Conflicting advice about when to see a doctor- a year.. 18 months...2 years I just wish someone would make it clear!

i have a confession i lied....exagerated....bended the truth just a little to my doctor & although id only been trying for 8mths i told my doc i had been trying for 13mths just to get seen quicker....i knew deep down something was wrong & wanted to get sorted, though i never thought id get to the 3year mark

try telling your doc a porkie pie or 2 :blush: esp as he's such a ass
 
I have already told them when we started trying so sadly I don't think it will work. It just seems so unfair as it depends on where you live and who your doc is. I just keep hoping and counting down the days till October!
 
Yes, yes, yes this thread hits the nail on the head!! From my least charitable thoughts to the are you fricking stupid moments! Such as today having told my friend my tubes were blocked leaving me pretty much sterile she reassured me with "well once you've had an ivf baby you will definitely have one naturally" Erm how do you suppose the egg is getting fertilised or getting to my uterus exactly?!! Still she cannot help the fact she has managed to conceive three beautiful babies in the time I have been trying and always apologises whilst beaming at me-just aswell I love the daft bat to bits eh!
 
Sorry guys I feel another rant coming on...
This rant is aimed at me- this week I found out a very old friend is pregnant from a donor egg. Whilst I am overjoyed for her, I had a little cry for myself and then felt mean. This tcc thing is so not bringing out the best in me!
 
Hello all. This is my first post. In fact I joined just so I could post it.
I'm 32. TTC for 2.5 years. I have thyroid disease, which is under control, and my husband has a barely low sperm count. We are unexplainable. And I'm quite tired of it. So here goes my own rant.

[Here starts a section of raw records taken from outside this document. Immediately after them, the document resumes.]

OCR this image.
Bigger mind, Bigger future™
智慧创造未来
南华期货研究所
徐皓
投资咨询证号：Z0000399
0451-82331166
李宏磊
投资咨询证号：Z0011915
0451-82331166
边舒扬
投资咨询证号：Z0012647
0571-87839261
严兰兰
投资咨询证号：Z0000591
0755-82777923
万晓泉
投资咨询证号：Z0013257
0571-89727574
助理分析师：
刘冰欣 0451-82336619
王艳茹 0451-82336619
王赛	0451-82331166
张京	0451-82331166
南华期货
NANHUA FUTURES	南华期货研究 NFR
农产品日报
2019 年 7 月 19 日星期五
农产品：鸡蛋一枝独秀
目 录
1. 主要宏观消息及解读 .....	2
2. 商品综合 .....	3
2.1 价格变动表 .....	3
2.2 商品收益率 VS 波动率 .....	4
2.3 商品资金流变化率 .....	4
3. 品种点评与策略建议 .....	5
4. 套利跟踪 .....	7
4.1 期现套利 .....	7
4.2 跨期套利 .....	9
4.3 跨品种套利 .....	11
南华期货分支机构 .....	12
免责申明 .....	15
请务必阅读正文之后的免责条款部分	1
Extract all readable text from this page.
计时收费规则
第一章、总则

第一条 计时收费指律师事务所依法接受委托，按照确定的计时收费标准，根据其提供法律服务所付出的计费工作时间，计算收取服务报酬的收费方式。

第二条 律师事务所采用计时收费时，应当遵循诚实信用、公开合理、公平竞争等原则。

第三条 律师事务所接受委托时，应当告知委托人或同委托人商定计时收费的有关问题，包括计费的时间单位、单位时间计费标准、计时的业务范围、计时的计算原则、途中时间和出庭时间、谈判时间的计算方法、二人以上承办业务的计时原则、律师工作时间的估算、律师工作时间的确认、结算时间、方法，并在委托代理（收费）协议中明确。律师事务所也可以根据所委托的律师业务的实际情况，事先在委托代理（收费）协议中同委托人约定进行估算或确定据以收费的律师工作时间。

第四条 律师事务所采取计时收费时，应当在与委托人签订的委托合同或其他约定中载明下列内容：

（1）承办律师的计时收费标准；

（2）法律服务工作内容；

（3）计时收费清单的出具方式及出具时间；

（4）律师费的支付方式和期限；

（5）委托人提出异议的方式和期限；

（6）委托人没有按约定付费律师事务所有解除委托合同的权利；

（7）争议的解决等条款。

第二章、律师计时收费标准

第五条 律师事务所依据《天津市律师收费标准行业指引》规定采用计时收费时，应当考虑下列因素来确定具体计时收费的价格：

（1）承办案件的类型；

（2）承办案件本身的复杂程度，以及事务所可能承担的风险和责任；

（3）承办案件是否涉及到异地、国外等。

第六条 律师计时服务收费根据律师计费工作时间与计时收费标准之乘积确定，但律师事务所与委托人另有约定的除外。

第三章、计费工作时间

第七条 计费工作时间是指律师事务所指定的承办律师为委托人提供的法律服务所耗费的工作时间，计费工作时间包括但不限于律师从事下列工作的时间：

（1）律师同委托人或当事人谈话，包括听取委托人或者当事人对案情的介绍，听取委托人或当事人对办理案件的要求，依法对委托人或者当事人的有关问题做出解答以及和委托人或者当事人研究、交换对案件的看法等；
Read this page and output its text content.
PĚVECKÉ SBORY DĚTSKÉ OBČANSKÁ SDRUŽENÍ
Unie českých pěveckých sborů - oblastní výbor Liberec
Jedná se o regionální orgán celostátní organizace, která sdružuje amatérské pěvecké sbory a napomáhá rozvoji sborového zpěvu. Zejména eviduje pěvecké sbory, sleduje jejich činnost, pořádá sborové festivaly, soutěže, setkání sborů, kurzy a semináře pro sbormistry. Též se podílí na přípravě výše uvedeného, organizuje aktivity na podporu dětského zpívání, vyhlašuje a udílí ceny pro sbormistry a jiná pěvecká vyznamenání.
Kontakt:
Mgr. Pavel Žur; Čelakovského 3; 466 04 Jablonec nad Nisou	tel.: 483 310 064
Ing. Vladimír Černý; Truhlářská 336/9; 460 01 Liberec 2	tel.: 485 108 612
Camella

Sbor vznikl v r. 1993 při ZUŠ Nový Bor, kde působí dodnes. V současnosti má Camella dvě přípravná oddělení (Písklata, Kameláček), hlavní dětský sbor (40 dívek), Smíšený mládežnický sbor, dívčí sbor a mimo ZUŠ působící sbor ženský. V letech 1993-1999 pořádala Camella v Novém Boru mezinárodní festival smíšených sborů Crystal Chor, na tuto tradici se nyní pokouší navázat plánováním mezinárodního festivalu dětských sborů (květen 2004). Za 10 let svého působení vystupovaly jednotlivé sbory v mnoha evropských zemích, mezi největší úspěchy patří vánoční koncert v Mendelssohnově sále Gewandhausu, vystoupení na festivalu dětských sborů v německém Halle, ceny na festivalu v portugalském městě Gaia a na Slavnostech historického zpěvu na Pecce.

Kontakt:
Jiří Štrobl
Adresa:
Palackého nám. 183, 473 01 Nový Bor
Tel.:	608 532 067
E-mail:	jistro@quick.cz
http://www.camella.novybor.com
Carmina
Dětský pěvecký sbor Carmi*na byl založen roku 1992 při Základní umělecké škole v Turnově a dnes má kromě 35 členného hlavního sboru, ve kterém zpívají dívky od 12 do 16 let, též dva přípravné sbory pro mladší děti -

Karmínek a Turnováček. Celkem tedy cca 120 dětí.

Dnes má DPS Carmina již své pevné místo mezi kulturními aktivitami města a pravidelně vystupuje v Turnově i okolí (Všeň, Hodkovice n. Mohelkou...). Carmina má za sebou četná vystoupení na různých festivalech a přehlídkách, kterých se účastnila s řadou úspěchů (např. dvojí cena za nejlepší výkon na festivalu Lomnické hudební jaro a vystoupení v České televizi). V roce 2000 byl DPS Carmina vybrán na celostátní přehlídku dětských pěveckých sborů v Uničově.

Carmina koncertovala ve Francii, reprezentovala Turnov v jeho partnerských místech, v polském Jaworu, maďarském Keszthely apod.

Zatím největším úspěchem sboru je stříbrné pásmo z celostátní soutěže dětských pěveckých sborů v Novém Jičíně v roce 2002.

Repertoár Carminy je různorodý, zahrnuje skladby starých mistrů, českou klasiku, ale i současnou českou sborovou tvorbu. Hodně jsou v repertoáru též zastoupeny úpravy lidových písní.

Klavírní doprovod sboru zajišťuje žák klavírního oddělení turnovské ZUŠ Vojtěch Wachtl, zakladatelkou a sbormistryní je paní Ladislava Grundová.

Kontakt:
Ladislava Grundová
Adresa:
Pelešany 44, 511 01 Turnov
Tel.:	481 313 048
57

1. Why can't you tell me why I'm not pregnant yet?
2. Why do my best gal friends get it all? They get the family AND the dream house. I can't afford the dream house because I'm trying to pay for a family.
3. Why did my husband's company decide to cancel our fertility coverage and charge us retroactively for IUIs?
4. Why am I volunteering to be the birth partner for my single girlfriend with major endometriosis who got pregnant the FIRST time with donor sperm?
5. Why can't I be grateful to have the one son I have? Why am I so sad at the thought of him having no family when we're dead and gone?
6. Why did my friends who used IVF the first time each (yes, all of them) get pregnant accidentally the second time?
7. When will my mother stop telling me that yoga will fix all my problems?
8. When will sex be fun?
9. Why are IUIs and IVF so much like Vegas? You Gamble every time, and the house is always favored to win.
10. When will *I* be the one to have it all?

I realize I sound petty and childish. My final rant would be that I hate feeling petty and childish inside.

Thanks for listening. It's been a bad day around here.